Conventionally, a transformer is constructed of a core formed of magnetic material which will then have two or more coils or windings positioned thereon to form a primary or input winding in a secondary or output winding. The windings are interlinked by the magnetic flux passing through the magnetic circuit formed by the core. The general rule, here, is that the voltage output of the secondary winding will be a proportion of the voltage of the input or primary winding according to a proportion determined by the ratio of the number of turns of secondary winding to the number of turns of the primary winding.
There are certain applications, especially in the peripheral, computer and welding fields that require very low but precise output voltages to be provided while at the same time permitting extremely large current flows.

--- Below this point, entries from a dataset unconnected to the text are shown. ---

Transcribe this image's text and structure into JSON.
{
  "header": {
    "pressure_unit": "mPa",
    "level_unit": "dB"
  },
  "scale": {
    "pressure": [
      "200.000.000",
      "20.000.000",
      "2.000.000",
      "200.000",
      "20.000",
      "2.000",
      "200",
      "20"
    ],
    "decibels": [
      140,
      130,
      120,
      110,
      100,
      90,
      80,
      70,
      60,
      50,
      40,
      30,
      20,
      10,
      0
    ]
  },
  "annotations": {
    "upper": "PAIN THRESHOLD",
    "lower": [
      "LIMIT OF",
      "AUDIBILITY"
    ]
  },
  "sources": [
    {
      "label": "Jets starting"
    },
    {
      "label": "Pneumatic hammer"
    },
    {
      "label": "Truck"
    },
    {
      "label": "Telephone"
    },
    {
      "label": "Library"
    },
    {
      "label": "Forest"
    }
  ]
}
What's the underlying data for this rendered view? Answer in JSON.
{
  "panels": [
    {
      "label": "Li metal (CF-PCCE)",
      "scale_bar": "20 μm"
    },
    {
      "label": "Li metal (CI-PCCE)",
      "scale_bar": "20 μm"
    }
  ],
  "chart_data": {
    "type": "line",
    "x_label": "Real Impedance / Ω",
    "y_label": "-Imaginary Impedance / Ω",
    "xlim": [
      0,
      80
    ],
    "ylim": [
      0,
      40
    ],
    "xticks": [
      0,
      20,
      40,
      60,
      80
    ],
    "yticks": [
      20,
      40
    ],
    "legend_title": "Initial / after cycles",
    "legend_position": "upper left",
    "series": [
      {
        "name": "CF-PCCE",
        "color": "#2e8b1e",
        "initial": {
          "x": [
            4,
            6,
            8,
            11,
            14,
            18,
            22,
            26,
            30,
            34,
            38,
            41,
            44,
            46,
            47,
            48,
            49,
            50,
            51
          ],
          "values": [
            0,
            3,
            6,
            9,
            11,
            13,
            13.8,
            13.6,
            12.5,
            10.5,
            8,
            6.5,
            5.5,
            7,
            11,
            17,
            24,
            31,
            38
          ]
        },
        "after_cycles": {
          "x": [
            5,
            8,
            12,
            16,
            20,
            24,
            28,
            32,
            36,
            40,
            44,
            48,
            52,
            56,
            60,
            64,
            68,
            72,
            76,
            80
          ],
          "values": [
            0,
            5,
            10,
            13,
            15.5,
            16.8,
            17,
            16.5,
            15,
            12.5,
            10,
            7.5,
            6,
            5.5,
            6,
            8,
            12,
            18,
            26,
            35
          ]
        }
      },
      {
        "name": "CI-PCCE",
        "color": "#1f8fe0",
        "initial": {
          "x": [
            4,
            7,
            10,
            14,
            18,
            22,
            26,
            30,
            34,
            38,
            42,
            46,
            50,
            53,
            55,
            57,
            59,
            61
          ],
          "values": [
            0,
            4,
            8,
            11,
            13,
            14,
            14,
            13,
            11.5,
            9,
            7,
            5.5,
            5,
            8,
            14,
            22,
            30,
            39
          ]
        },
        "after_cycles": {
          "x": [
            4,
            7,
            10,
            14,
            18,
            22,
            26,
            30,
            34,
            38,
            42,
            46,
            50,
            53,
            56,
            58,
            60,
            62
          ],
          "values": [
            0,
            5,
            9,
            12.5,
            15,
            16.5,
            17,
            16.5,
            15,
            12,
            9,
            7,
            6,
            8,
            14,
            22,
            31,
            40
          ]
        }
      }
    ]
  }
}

One commonly used standard magnetic core form is the E-I transformer core. In order to develop low output voltage from the secondary winding of such as transformer, it has often been tried to use a pair of half-turn windings by making a single turn of wire around the center leg of the core and center tapping this wire to ground in order to form two half-turn windings, one on each side of the center-tap. This, however, had the disadvantage in that if the current load on one half-turn of the secondary winding did not match the load on the other half-turn of the secondary winding then the regulation of the transformer was highly inadequate since the leakage reactance of the more heavily loaded half-turn secondary was much larger than the leakage reactance of a secondary winding which consisted of a full-turn.
Due to the leakage reactance in the case of the two one half-turn secondary windings, the voltage across the "loaded" half-turn secondary winding tends to decrease while the voltage across the other half-turn secondary winding tends to increase, thus causing poor voltage regulation.

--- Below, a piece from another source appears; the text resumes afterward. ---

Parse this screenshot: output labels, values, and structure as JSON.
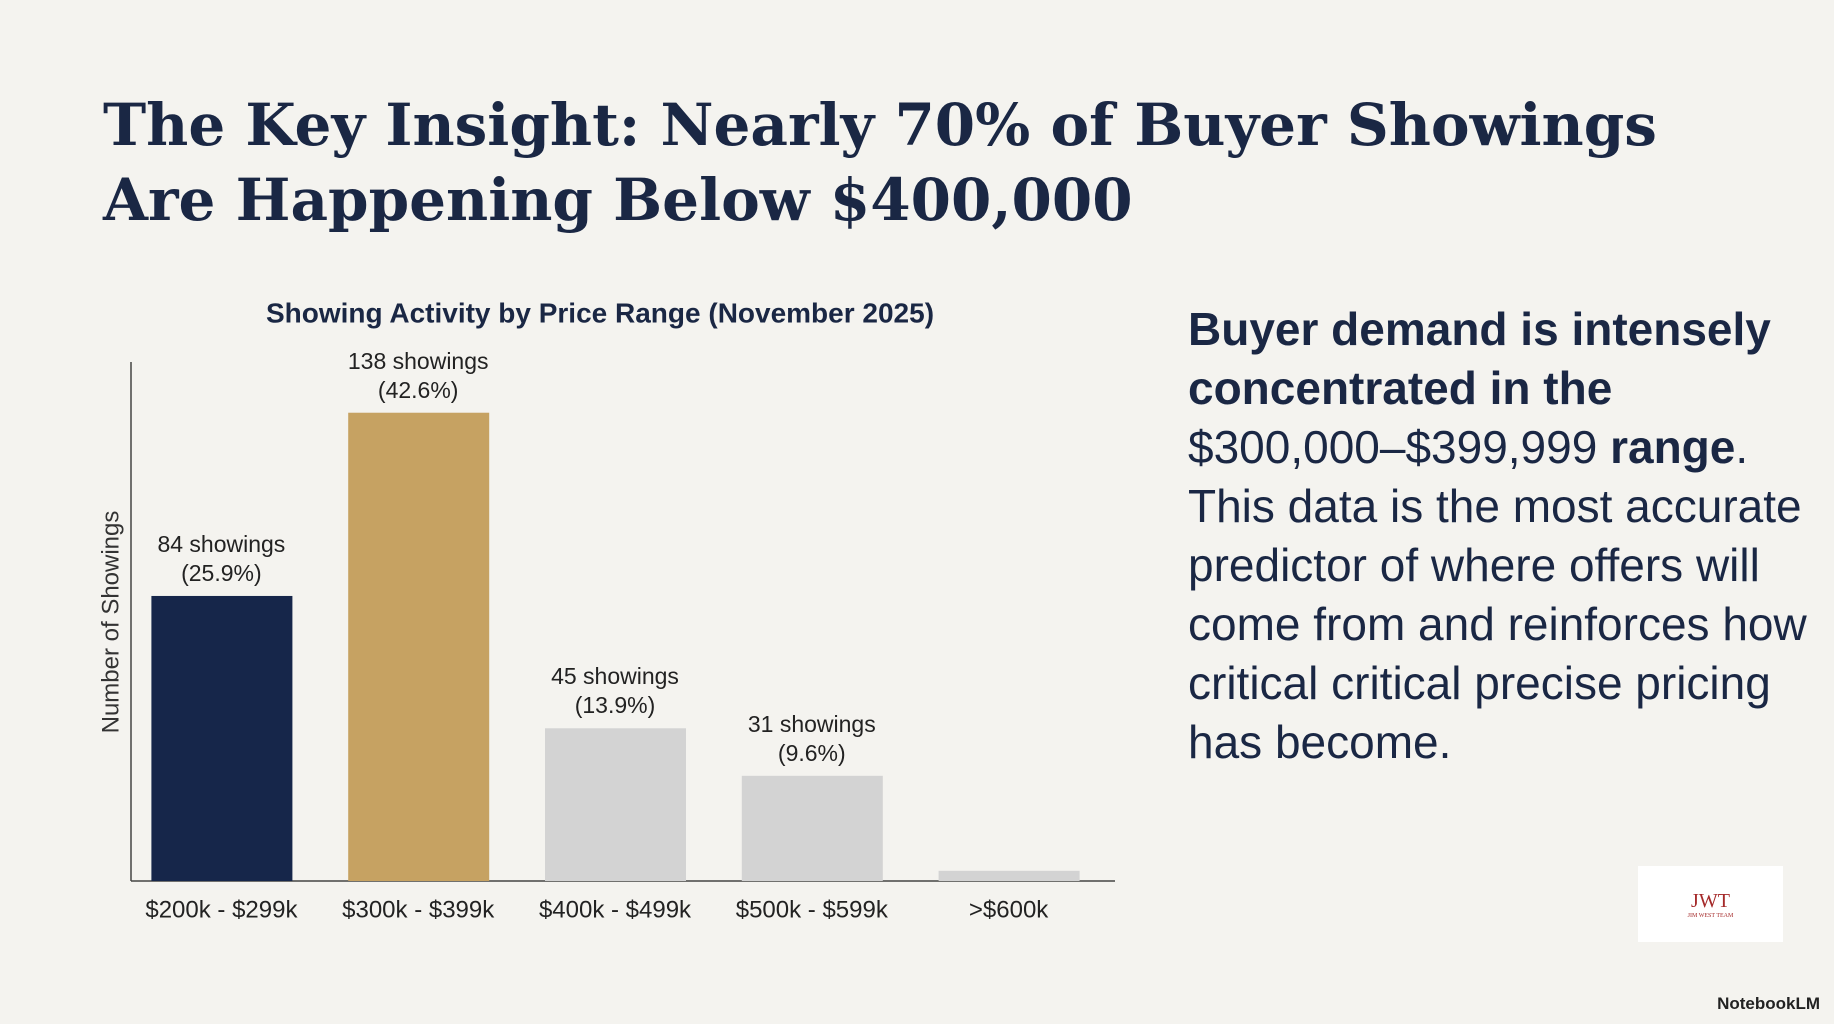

In an E-I core transformer when it is desired to produce extreme voltage step-down, the secondary winding normally must be at least one-full turn, and any attempt to carry current out of only one half-turn through one window of E-I core, will divert the core magnetic flux to the opposite outer core leg, and this will severely limit the available load current.
If this limitation could be overcome, there would be needed only one-half the length of conductor for a given voltage output, thus reducing the cost of the conductor material and at the same time reducing the operating I.sup.2 R heat loss in the conductor. Thus at a given voltage and load current requirement, a "half-turn secondary " would operate at one half the turns per volt of the normal one turn secondary. Further, this would require only one-half the primary turns that would be required in the normal design, thus reducing its material content and heat loss similarly.
Normally, the price paid is that with the "half-turn" secondary, the core material must operate at twice the flux density, but today with modern power ferrite cores which are designed to carry high flux density, this is no longer a problem.
Even more useful today, with the use of switching inverter applications, the high frequency switching of the switching inverters helps to reduce the actual core flux density operating within the transformer.